Regarding "Warming up to warming" (June 5, Editorial): The reason the US doesn't agree to clear-cut government curbs on greenhouse gases and comply with the Kyoto Protocol is simple – it can't. Why? Population growth. Europe, with its stable population, can make reasonable per capita cuts in greenhouse gas emissions and be in compliance with the Kyoto treaty. For the US, with a rapidly growing population expected to double by the end of the century, the treaty is a moving goal line. The gains of any cuts in per capita greenhouse gas emissions will be wiped out as the US population increases.
John Miano
Summit, N.J.

The Environmental Protection Agency has come out on the side of science, affirming that humans cause global warming. But President Bush dismissed their report, saying it came from "the bureaucrats." In fact, it came from knowledgeable scientists looking at the future – beyond the next election cycle. There's no doubt the US needs a long-term policy to address global warming.

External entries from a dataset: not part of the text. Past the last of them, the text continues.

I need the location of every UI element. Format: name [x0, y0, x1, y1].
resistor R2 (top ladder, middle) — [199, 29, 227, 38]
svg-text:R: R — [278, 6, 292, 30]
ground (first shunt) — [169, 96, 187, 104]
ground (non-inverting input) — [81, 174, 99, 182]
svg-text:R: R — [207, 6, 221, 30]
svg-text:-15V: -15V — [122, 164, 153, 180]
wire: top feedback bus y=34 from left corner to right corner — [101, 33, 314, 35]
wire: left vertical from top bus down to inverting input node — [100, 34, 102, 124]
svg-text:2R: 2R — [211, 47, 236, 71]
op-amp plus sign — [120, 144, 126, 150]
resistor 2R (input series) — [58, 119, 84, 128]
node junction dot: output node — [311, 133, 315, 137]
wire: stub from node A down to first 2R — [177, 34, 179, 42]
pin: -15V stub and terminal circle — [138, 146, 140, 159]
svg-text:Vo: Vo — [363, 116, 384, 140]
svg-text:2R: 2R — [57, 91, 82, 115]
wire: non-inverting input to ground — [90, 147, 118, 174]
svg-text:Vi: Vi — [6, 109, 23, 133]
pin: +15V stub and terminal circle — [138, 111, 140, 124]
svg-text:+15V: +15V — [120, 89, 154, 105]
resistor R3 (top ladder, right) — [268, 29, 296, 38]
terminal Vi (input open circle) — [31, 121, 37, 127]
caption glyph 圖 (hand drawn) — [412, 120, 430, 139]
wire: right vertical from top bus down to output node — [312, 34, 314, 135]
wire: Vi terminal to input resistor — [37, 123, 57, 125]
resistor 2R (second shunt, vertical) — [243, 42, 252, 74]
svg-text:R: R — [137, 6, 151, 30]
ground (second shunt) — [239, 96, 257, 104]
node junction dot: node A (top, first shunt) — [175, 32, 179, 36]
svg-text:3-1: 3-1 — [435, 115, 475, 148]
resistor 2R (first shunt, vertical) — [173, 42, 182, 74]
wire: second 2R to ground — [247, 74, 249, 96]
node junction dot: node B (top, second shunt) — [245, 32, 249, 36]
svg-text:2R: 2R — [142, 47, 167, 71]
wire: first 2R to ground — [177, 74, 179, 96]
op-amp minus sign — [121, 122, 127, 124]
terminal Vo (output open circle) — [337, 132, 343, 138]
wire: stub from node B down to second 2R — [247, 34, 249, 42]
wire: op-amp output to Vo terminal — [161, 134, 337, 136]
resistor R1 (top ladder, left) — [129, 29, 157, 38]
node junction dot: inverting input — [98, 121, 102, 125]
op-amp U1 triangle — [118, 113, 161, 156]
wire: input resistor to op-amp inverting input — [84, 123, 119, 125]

The good news: We are now aware of the dangers and trends causing global warming and investments are being made in alternative energy sources. The bad news: Much of this good work is being undone by population growth and consumption increases in the developing world. A billion people will be added to the world population in the next 15 years – all in less-developed countries where present populations already aspire to Western basics: cars, refrigerators, clean water, and reliable electricity. As a consequence, greenhouse-gas emissions in developing countries may exceed those in the West by 2010. Treaties and technology can go a long way to reduce greenhouse-gas emissions, but equal attention must be paid to the speed of population growth.
Patrick Burns
Population and Habitat Program
National Audubon Society

Few doubt that the earth is currently experiencing a warming trend. Questions surround whether the current warming trend is caused by humans, and if so, what are the potential impacts and what can we do to mitigate negative ones? The EPA's report implied that these questions have been answered. This couldn't be further from the truth. The cause, potential impacts, and appropriate responses to global warming are still very much in debate among climate scientists.

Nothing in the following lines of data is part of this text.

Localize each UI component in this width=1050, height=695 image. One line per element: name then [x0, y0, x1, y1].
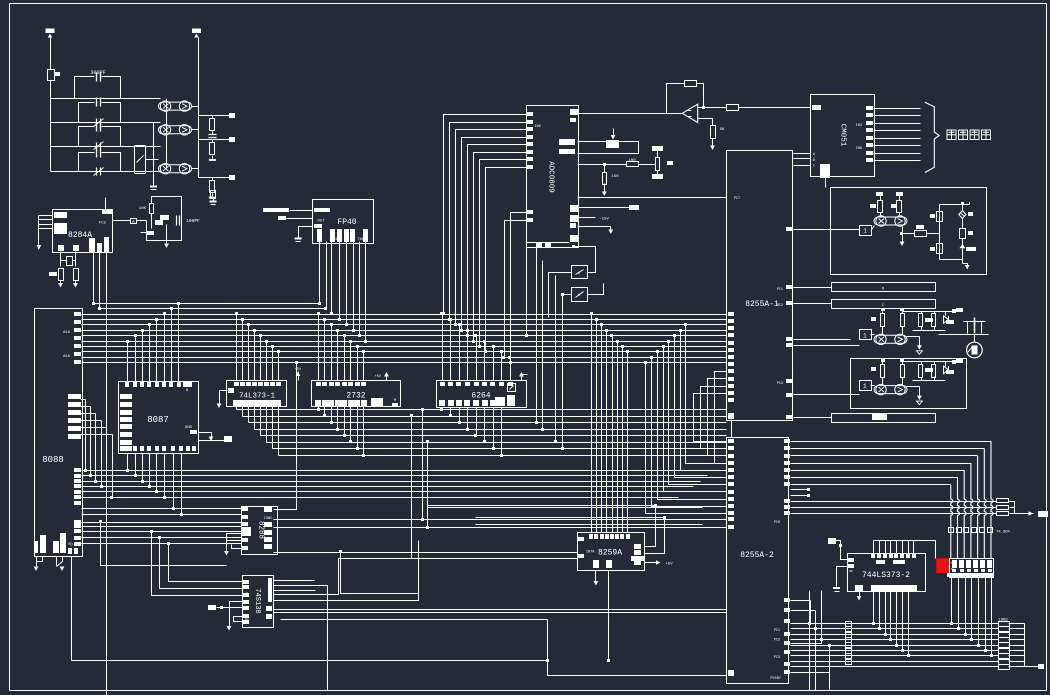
pins ADC0809 right top	[570, 109, 578, 115]
wire opto3 right to VCC2 rail	[192, 168, 199, 170]
capacitor C2 loop	[79, 103, 95, 123]
wire 8088 gnd 2	[56, 557, 58, 567]
wire 74LS373-1 left to ground	[220, 391, 228, 405]
wire CM051 bottom bar down	[825, 178, 827, 188]
wire 8259A gnd	[595, 571, 597, 582]
svg-text:FP40: FP40	[337, 218, 356, 227]
pins ADC0809 left lower	[527, 210, 533, 214]
svg-text:A: A	[246, 592, 248, 595]
wires latch bottom verticals to matrix	[873, 591, 875, 624]
label pad right of reference	[667, 161, 673, 165]
diode zener	[944, 316, 949, 324]
cpu U3 8088	[35, 309, 83, 557]
sram U7 6264	[437, 381, 527, 408]
wire CLK line down to bus	[93, 252, 95, 304]
wires 6264 bottom pins down	[442, 408, 444, 410]
wire 8284A right to J1	[113, 220, 131, 222]
wire ADC0809 lower-left pin 2	[505, 221, 528, 358]
pins 74LS373-2 bottom	[871, 585, 877, 591]
svg-text:IN0: IN0	[535, 125, 541, 129]
pins 8284A bottom	[58, 245, 64, 251]
resistor R3 below pin1	[59, 269, 64, 281]
wire READY line down	[99, 253, 101, 309]
ground box1 right	[965, 265, 970, 270]
wires bus staircase group B to 8255A-2	[646, 363, 727, 514]
wire digit line 1	[791, 484, 951, 486]
junction 8284A clk to bus	[92, 302, 95, 305]
svg-text:IN6: IN6	[856, 147, 862, 151]
pins 8259A top	[589, 534, 593, 539]
pins ADC0809 bottom	[536, 242, 542, 248]
connector J2 FP40	[313, 200, 374, 244]
bus controller U8 8288	[242, 507, 278, 555]
ground arrow	[917, 396, 922, 401]
svg-text:OE: OE	[849, 570, 853, 573]
terminal pad segment common	[1038, 511, 1048, 517]
sensor brace	[925, 102, 939, 172]
ground latch left	[833, 587, 840, 589]
resistor R30 horizontal	[915, 231, 927, 237]
svg-text:GND: GND	[185, 426, 193, 430]
pins 74S138 left	[243, 580, 249, 584]
svg-text:8255A-1: 8255A-1	[745, 300, 779, 309]
wire ADC eoc line to 8255A-1	[578, 197, 727, 199]
wire digit line 4	[791, 463, 971, 465]
resistor array squares 510	[949, 528, 954, 533]
pins FP40 bottom	[317, 229, 322, 242]
wire collector rail	[903, 311, 953, 313]
wires 8255A-1 lower pins loop to 8255A-2 top pins	[715, 372, 727, 464]
wire pc into row A	[794, 345, 860, 347]
wire xbox1 output up	[574, 247, 596, 273]
opto coupler	[874, 384, 907, 394]
pins 8087 bottom	[125, 446, 129, 451]
ground arrow	[917, 345, 922, 350]
address bus A0-A11 horizontal lines	[82, 304, 727, 363]
wire 8259A +5V	[645, 562, 657, 564]
wire digit line 6	[791, 448, 985, 450]
opto coupler box1	[874, 216, 907, 226]
resistor R24 150 to ground	[603, 163, 606, 166]
pins 8255A-1 left data	[728, 312, 734, 316]
svg-text:744LS373-2: 744LS373-2	[862, 571, 910, 580]
svg-text:PC2: PC2	[777, 304, 783, 308]
trimmer capacitor CT2 on rail	[96, 143, 98, 151]
resistor right pullup	[901, 314, 905, 327]
led display module	[947, 559, 994, 578]
pin bar FP40 left	[314, 224, 322, 228]
svg-text:72: 72	[950, 568, 954, 571]
decoder U9 74S138	[243, 576, 274, 628]
pins 2732 top	[316, 382, 321, 386]
wire 8284A top pin up	[105, 198, 107, 211]
wire emitter rail	[907, 336, 920, 338]
svg-text:300PF: 300PF	[90, 70, 105, 76]
terminal pad 1	[229, 113, 235, 118]
pins 6264 top	[440, 382, 445, 386]
wires ADC0809 analog input staircase	[444, 115, 528, 315]
vcc bars box1	[876, 192, 883, 196]
wire 8288 to 8259 line	[274, 552, 578, 554]
pins 8088 right lower	[74, 468, 81, 472]
wires 8255A-2 right lower pins into matrix	[791, 600, 811, 602]
capacitor C4 loop	[79, 153, 95, 172]
wire 8259A right pin up 2	[645, 518, 665, 554]
svg-text:-15V: -15V	[599, 218, 609, 222]
wire resistor common vertical	[1024, 624, 1026, 667]
capacitor C3 loop	[79, 127, 95, 147]
capacitor C1 loop	[75, 77, 95, 99]
resistor R23 100	[627, 162, 639, 167]
wires display bottom verticals to matrix	[951, 578, 953, 624]
ground under resistor	[209, 159, 216, 161]
wire into gate	[831, 229, 860, 231]
resistor output 1	[919, 314, 923, 327]
svg-text:PC3: PC3	[777, 382, 783, 386]
wire 8259A right pin up 1	[645, 506, 656, 547]
clock generator U2 8284A	[53, 210, 113, 253]
wire digit line 2	[791, 477, 958, 479]
svg-text:74.3D4: 74.3D4	[996, 531, 1010, 535]
wire digit line 5	[791, 455, 978, 457]
pins ADC0809 left inputs	[527, 112, 533, 116]
wire row rail 4	[51, 171, 161, 173]
wire RESET long vertical	[106, 253, 108, 695]
wires 8088 mid pins to staircase	[81, 399, 86, 401]
tag R31	[930, 214, 935, 218]
pins 8255A-2 right lower	[784, 598, 790, 602]
ground under R3	[58, 283, 63, 288]
gate box 1	[860, 330, 872, 340]
wire ADC to op-amp	[578, 113, 683, 115]
wire digit line 3	[791, 470, 965, 472]
pins 74LS373-2 top	[871, 554, 875, 558]
terminal pad 2	[229, 137, 235, 142]
pins 8255A-2 right upper	[784, 439, 790, 443]
wire bar2 to FP40	[286, 218, 313, 220]
wire 8087 gnd right	[199, 432, 212, 434]
wire 8288 to 8255 CS lines	[274, 519, 727, 521]
wire emitter rail	[907, 386, 920, 388]
wire latch OE loop	[837, 567, 849, 587]
segment limit resistors right	[997, 499, 1009, 503]
diode zener	[944, 366, 949, 374]
power +5V above 6264	[521, 375, 523, 381]
pins 8259A right	[634, 544, 641, 549]
data bus lower band D0-D7	[82, 470, 715, 472]
tag zener	[946, 320, 954, 324]
wire ADC vref to resistor 100	[578, 164, 627, 166]
wire top rail box1	[940, 204, 970, 206]
tag R33	[968, 231, 973, 235]
wire staircase left vert	[101, 523, 227, 566]
wire left feed to latch	[828, 538, 836, 544]
svg-text:A19: A19	[63, 331, 71, 335]
pin 2732 right small	[392, 403, 398, 407]
label pad left of R3	[49, 272, 57, 276]
opto coupler	[874, 334, 907, 344]
transistor Q1 blobs	[155, 220, 163, 225]
wire staircase to 74S138 c	[169, 544, 243, 582]
crystal Y2 between pins	[61, 260, 67, 262]
wire opto input rail B	[166, 99, 168, 169]
resistor R33	[962, 219, 964, 229]
wire digit line 7	[791, 441, 992, 443]
wire xbox1 input	[549, 273, 572, 318]
resistor R32	[937, 244, 943, 254]
port bar lower	[832, 414, 936, 423]
wire under outputs	[921, 327, 923, 331]
svg-text:B: B	[186, 389, 188, 393]
svg-text:100: 100	[628, 159, 636, 163]
svg-text:TX6: TX6	[357, 238, 363, 242]
wires FP40 pins down to bus	[319, 242, 321, 304]
wires bus to latch U5 top pins	[236, 315, 238, 381]
opto coupler U10	[159, 101, 192, 111]
pins 8088 right middle	[68, 394, 81, 399]
svg-text:2732: 2732	[346, 392, 365, 401]
svg-text:INTA: INTA	[586, 551, 595, 555]
adc U14 ADC0809	[527, 106, 579, 248]
svg-text:RQ: RQ	[68, 543, 72, 547]
wire VCC1 rail down	[50, 38, 52, 70]
capacitor C5 plates	[209, 134, 217, 136]
wire gate to opto	[871, 334, 875, 336]
wire 8288 right pin up to bus	[274, 363, 297, 510]
pins 74LS373-1 bottom	[233, 400, 239, 406]
trimmer capacitor CT1 on rail	[96, 119, 98, 127]
svg-text:CM051: CM051	[839, 124, 847, 147]
wires 2732 bottom pins down	[318, 407, 320, 410]
wire ADC0809 lower-left pin 1	[511, 213, 528, 363]
wire left input rail down	[38, 216, 40, 246]
svg-text:PC2: PC2	[774, 639, 780, 643]
resistor R22 to ground	[711, 126, 716, 139]
tag R32	[930, 247, 935, 251]
resistor right pullup	[901, 365, 905, 378]
svg-text:1: 1	[863, 228, 867, 235]
vcc pad right	[952, 309, 956, 313]
wire matrix out to terminal	[1025, 666, 1039, 668]
ground under R4	[73, 283, 78, 288]
pin bar FP40 top-left	[314, 208, 330, 212]
wires bus to ram U7 top pins	[442, 315, 444, 381]
tag zener	[946, 370, 954, 374]
reference element vertical	[652, 146, 663, 151]
wire ADC clock stub to arrow	[578, 227, 611, 231]
ground left input rail	[37, 245, 42, 250]
svg-text:A: A	[132, 219, 135, 225]
pins ADC0809 right lower	[570, 205, 578, 212]
pin block 8284A left	[54, 223, 67, 234]
pins 8087 top	[125, 382, 129, 387]
stub wires 8255A-2 right	[791, 489, 808, 491]
wire opto input rail A	[153, 123, 155, 186]
ground under oscillator	[166, 241, 168, 246]
svg-text:74L373-1: 74L373-1	[239, 393, 276, 401]
wire output line 1	[199, 115, 230, 117]
pin PCLK top of 8284A	[102, 210, 112, 214]
pins 8255A-1 right	[786, 285, 792, 289]
svg-text:C: C	[813, 165, 815, 169]
wire bottom rail box1	[940, 259, 963, 261]
wire top rail	[882, 362, 884, 365]
wire row rail 1	[51, 98, 161, 100]
wire staircase v4	[341, 553, 419, 594]
wire VCC2 rail down	[198, 38, 200, 178]
svg-text:PC7: PC7	[734, 197, 740, 201]
tag right of diode	[968, 212, 973, 216]
wire ADC start line with pad	[578, 207, 630, 209]
control bus lines from 8088 lower pins	[82, 508, 242, 510]
wire int lines above 8259A	[428, 505, 656, 507]
resistor left pullup	[881, 365, 885, 378]
wire opto2 right to VCC2 rail	[192, 129, 199, 131]
data bus staircase from latch outputs	[236, 407, 238, 410]
wire row rail 2	[51, 122, 161, 124]
wire 74S138 select line B	[274, 586, 328, 691]
svg-text:1: 1	[863, 383, 867, 390]
wire gate to opto	[871, 385, 875, 387]
wire pc2 to bar C	[794, 303, 832, 305]
resistor output 2	[932, 365, 936, 378]
wire bar to FP40	[290, 210, 313, 212]
pin 8255A-2 bottom-left	[728, 670, 734, 676]
resistor output 1	[919, 365, 923, 378]
pin 74LS373-1 left	[228, 388, 234, 393]
wire ADC bottom to xbox loop	[527, 243, 570, 247]
pins 8259A left	[578, 537, 584, 541]
resistor R12 on output 3	[212, 178, 214, 181]
jumper J1 box	[131, 219, 137, 224]
svg-text:8087: 8087	[147, 415, 169, 425]
pins 8255A-1 bottom	[728, 413, 734, 419]
pin CM051 bottom bar	[820, 164, 830, 178]
ppi U17 8255A-1	[727, 151, 793, 421]
gate box 1	[860, 381, 872, 391]
svg-text:PC1: PC1	[777, 288, 783, 292]
pins 8088 right upper	[74, 312, 81, 316]
wires CM051 ABC to 8255A-1	[794, 153, 811, 155]
wire output line 2	[199, 139, 230, 141]
interrupt controller U13 8259A	[578, 533, 645, 571]
pins 74LS373-2 left	[848, 558, 854, 562]
diode D1 diamond	[959, 211, 966, 219]
wire staircase to 74S138 a	[152, 532, 243, 596]
wire output line 3	[199, 177, 230, 179]
capacitor C6 plates	[176, 216, 178, 226]
analog mux U16 CM051	[811, 95, 875, 177]
pins 8288 left	[242, 507, 248, 511]
wire ADC ref loop	[578, 142, 639, 154]
pins CM051 right channels	[866, 106, 873, 110]
svg-text:PC1: PC1	[774, 629, 780, 633]
wire staircase v3	[427, 443, 429, 528]
control lines 8088 to 8288	[82, 522, 242, 524]
wire row rail 3	[51, 146, 161, 148]
motor M1 circle	[967, 342, 983, 358]
wires adc support verticals down	[536, 247, 538, 423]
coprocessor U4 8087	[119, 382, 199, 454]
wire 8284A bottom pin1 down	[60, 252, 62, 267]
tag above R30	[916, 225, 924, 229]
power symbol VCC2	[192, 29, 201, 34]
wires bus to eprom U6 top pins	[318, 315, 320, 381]
resistor R5 10K	[150, 204, 154, 214]
wire collector rail	[903, 361, 953, 363]
tag output 1	[925, 368, 933, 372]
wire staircase to 74S138 b	[160, 538, 243, 589]
wire opto1 right to VCC2 rail	[192, 106, 199, 108]
vcc pad right	[952, 360, 956, 364]
potentiometer RP1	[606, 140, 619, 148]
ppi U18 8255A-2	[727, 438, 789, 684]
svg-text:TX1: TX1	[331, 238, 337, 242]
op-amp U15 triangle	[682, 104, 697, 122]
red highlight block	[936, 558, 949, 573]
ground opto rail A	[150, 186, 157, 188]
wire op-amp input-	[698, 119, 713, 126]
label connect-to-sensor (CJK)	[947, 130, 991, 140]
oscillator circuit outline	[147, 197, 182, 241]
pin strip 74S138 right	[268, 578, 272, 602]
svg-text:IOWC: IOWC	[264, 517, 272, 521]
resistor box1 left a	[880, 196, 882, 201]
wires CM051 to sensors	[874, 108, 921, 110]
resistor box1 left b	[899, 196, 901, 201]
component box with slash (varactor)	[135, 146, 146, 174]
wire op-amp input+	[698, 107, 727, 109]
port bar C	[832, 300, 936, 309]
wire 8255A-1 pc6 to box1	[786, 227, 792, 231]
wire load bottom rail	[939, 334, 989, 336]
wire 8088 gnd 1	[36, 557, 38, 567]
wire latch-left bottom pin down	[859, 591, 861, 598]
wire under outputs	[921, 378, 923, 381]
svg-text:8088: 8088	[42, 455, 64, 465]
wire opto out to resistor	[902, 227, 904, 234]
wires 74LS373-2 top loop to display	[873, 541, 875, 555]
power +5V above 2732	[386, 375, 388, 381]
wire 74S138 select line D	[274, 559, 419, 595]
pins 8288 right	[264, 507, 272, 512]
wire staircase v2	[412, 417, 578, 559]
svg-text:PC0: PC0	[774, 521, 780, 525]
svg-text:8255A-2: 8255A-2	[740, 551, 774, 560]
wire J1 to osc	[137, 220, 147, 222]
svg-text:8259A: 8259A	[598, 549, 622, 558]
crystal Y1	[48, 70, 55, 81]
svg-text:5K: 5K	[720, 128, 725, 132]
opto coupler U12	[159, 164, 192, 174]
svg-text:E1: E1	[245, 618, 249, 621]
wire pc3 into box2	[794, 394, 860, 396]
gate box 1 in box1	[860, 226, 872, 236]
wire 74S138 select line C	[274, 590, 316, 592]
ground box1 center	[902, 234, 904, 243]
pins 8259A bottom	[593, 560, 599, 568]
wires 8087 top pins to bus	[127, 342, 129, 382]
wire FP40 left lower to ground	[299, 227, 313, 238]
pin CLK top-left of 8284A	[54, 212, 67, 218]
tag resistor b	[891, 204, 897, 208]
port bar D	[832, 283, 936, 292]
pins 6264 bottom	[439, 400, 445, 406]
wire left rail	[50, 81, 52, 172]
segment feed lines horizontal	[791, 501, 997, 503]
wire varactor to opto3	[146, 159, 159, 161]
resistor R4 below pin2	[74, 269, 79, 281]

Whether or not human activity causes climate change, the Kyoto Protocol will do nothing to prevent it. The protocol focuses on the short term. Global warming, and any actions to reduce it can only take place over the long term. Carbon dioxide has a relatively long life in the atmosphere and emissions will likely rise for the next decade or two.

As the Bush administration has consistently maintained, rather than spending precious time and resources slowing the rise in greenhouse-gas emissions – which may or may not mitigate climate change – we should prepare for a warmer world with all of its variable effects, regardless of the cause.
H. Sterling Burnett
National Center for Policy Analysis

Viva la US soccer!

Regarding "So Americans can play soccer" (June 6): I watched the US National Soccer team defeat the highly rated Portugal, 3 to 2 in the World Cup competition played in Suwon, Korea. The US played a fantastic style of soccer and Portugal's top players, Luis Figo and Ricardo Sa Pinto, were kept under tight control by the US defense. Keep it up, America! Surprise the pundits. Let me make the bold prediction that the US will be the coming new power in world soccer.